Schermbeck In der Fußball-Oberliga ist nicht einmal Halbzeit und dennoch macht man sich beim SV Schermbeck schon kräftig Gedanken, wie es in der kommenden Saison weitergehen soll. Es kursierte gar schon das Gerücht, dass die jetzige Saison ohne den SVS enden sollte.

"Daran ist aber auch nicht ein Fünkchen Wahrheit", verwies der Vorsitzende Johannes Brilo diese Spekulationen ins Reich der Fantasie.

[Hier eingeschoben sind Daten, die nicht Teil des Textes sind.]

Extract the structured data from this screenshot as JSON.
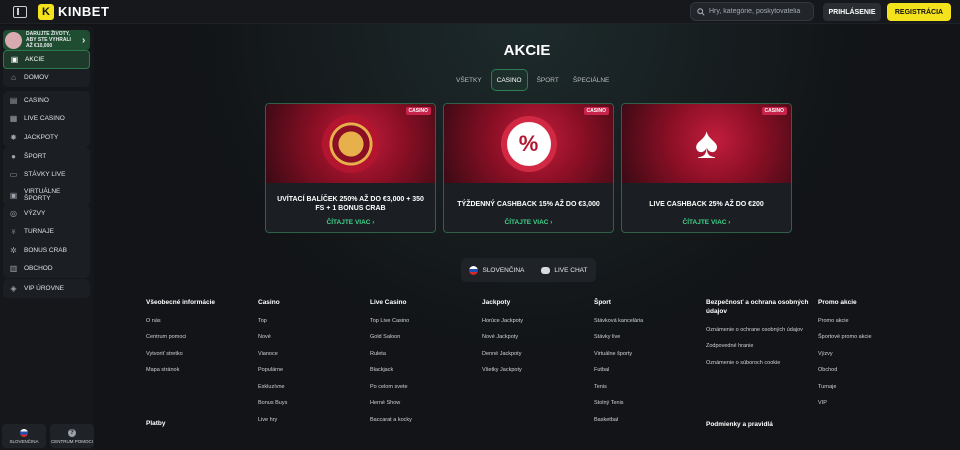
{
  "header": {
    "logo_text": "KINBET",
    "search_placeholder": "Hry, kategórie, poskytovatelia",
    "login_label": "PRIHLÁSENIE",
    "register_label": "REGISTRÁCIA"
  },
  "sidebar": {
    "promo_text": "Darujte životy, aby ste vyhrali až €10,000",
    "items": [
      {
        "label": "Akcie",
        "icon": "gift-icon"
      },
      {
        "label": "Domov",
        "icon": "home-icon"
      },
      {
        "label": "Casino",
        "icon": "slot-icon"
      },
      {
        "label": "Live Casino",
        "icon": "cards-icon"
      },
      {
        "label": "Jackpoty",
        "icon": "jackpot-icon"
      },
      {
        "label": "Šport",
        "icon": "ball-icon"
      },
      {
        "label": "Stávky live",
        "icon": "live-icon"
      },
      {
        "label": "Virtuálne športy",
        "icon": "virtual-icon"
      },
      {
        "label": "Výzvy",
        "icon": "challenge-icon"
      },
      {
        "label": "Turnaje",
        "icon": "trophy-icon"
      },
      {
        "label": "Bonus Crab",
        "icon": "crab-icon"
      },
      {
        "label": "Obchod",
        "icon": "shop-icon"
      },
      {
        "label": "VIP úrovne",
        "icon": "vip-icon"
      }
    ],
    "bottom": {
      "language": "Slovenčina",
      "help": "Centrum pomoci"
    }
  },
  "main": {
    "title": "AKCIE",
    "tabs": [
      "VŠETKY",
      "CASINO",
      "ŠPORT",
      "ŠPECIÁLNE"
    ],
    "cards": [
      {
        "badge": "CASINO",
        "title": "UVÍTACÍ BALÍČEK 250% AŽ DO €3,000 + 350 FS + 1 BONUS CRAB",
        "link": "ČÍTAJTE VIAC"
      },
      {
        "badge": "CASINO",
        "title": "TÝŽDENNÝ CASHBACK 15% AŽ DO €3,000",
        "link": "ČÍTAJTE VIAC"
      },
      {
        "badge": "CASINO",
        "title": "LIVE CASHBACK 25% AŽ DO €200",
        "link": "ČÍTAJTE VIAC"
      }
    ],
    "language_button": "SLOVENČINA",
    "chat_button": "LIVE CHAT"
  },
  "footer": {
    "columns": [
      {
        "heading": "Všeobecné informácie",
        "links": [
          "O nás",
          "Centrum pomoci",
          "Vytvoriť stretko",
          "Mapa stránok"
        ]
      },
      {
        "heading": "Casino",
        "links": [
          "Top",
          "Nové",
          "Vianoce",
          "Populárne",
          "Exkluzívne",
          "Bonus Buys",
          "Live hry"
        ]
      },
      {
        "heading": "Live Casino",
        "links": [
          "Top Live Casino",
          "Gold Saloon",
          "Ruleta",
          "Blackjack",
          "Po celom svete",
          "Herné Show",
          "Baccarat a kocky"
        ]
      },
      {
        "heading": "Jackpoty",
        "links": [
          "Horúce Jackpoty",
          "Nové Jackpoty",
          "Denné Jackpoty",
          "Všetky Jackpoty"
        ]
      },
      {
        "heading": "Šport",
        "links": [
          "Stávková kancelária",
          "Stávky live",
          "Virtuálne športy",
          "Futbal",
          "Tenis",
          "Stolný Tenis",
          "Basketbal"
        ]
      },
      {
        "heading": "Bezpečnosť a ochrana osobných údajov",
        "links": [
          "Oznámenie o ochrane osobných údajov",
          "Zodpovedné hranie",
          "Oznámenie o súboroch cookie"
        ]
      },
      {
        "heading": "Promo akcie",
        "links": [
          "Promo akcie",
          "Športové promo akcie",
          "Výzvy",
          "Obchod",
          "Turnaje",
          "VIP"
        ]
      }
    ],
    "payments_heading": "Platby",
    "terms_heading": "Podmienky a pravidlá"
  },
  "colors": {
    "accent_green": "#3fd38a",
    "brand_yellow": "#f4e21c",
    "badge_red": "#c8234a"
  }
}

Allerdings werden jetzt schon in der Volksbank-Arena die Bleistifte zu ersten Kalkulationen gespitzt. Denn die NRW-Liga, für die sich der SV Schermbeck gerne qualifizieren würde, ist keine billige Angelegenheit. Die Fahrtkosten würden sich erheblich erhöhen, meint Brilo: "Auch wenn wir ziemlich zentral liegen, kommen da einige Kilometer auf uns zu." Da auch die Fernsehgelder entfallen werden, die nur bis zur Regionalliga gezahlt werden, könnte die NRW-Liga ein gewagtes Unternehmen werden. Mit einem geschätzten Etat von 180 000 Euro ist der SVS schon in der Oberliga kein Krösus. Brilo will kein Risiko eingehen: "Selbst wenn wir die sportliche Qualifikation schaffen, wird erst gerechnet. Wenn es dann nicht passt, werden wir auf einen Start verzichten." Sollte die Mannschaft in die Verbandsliga absteigen, ist die Marschroute auch klar: "Wir werden auf keinen Fall die gleichen Anstrengungen für einen Aufstieg unternehmen, wie im letzten Jahr."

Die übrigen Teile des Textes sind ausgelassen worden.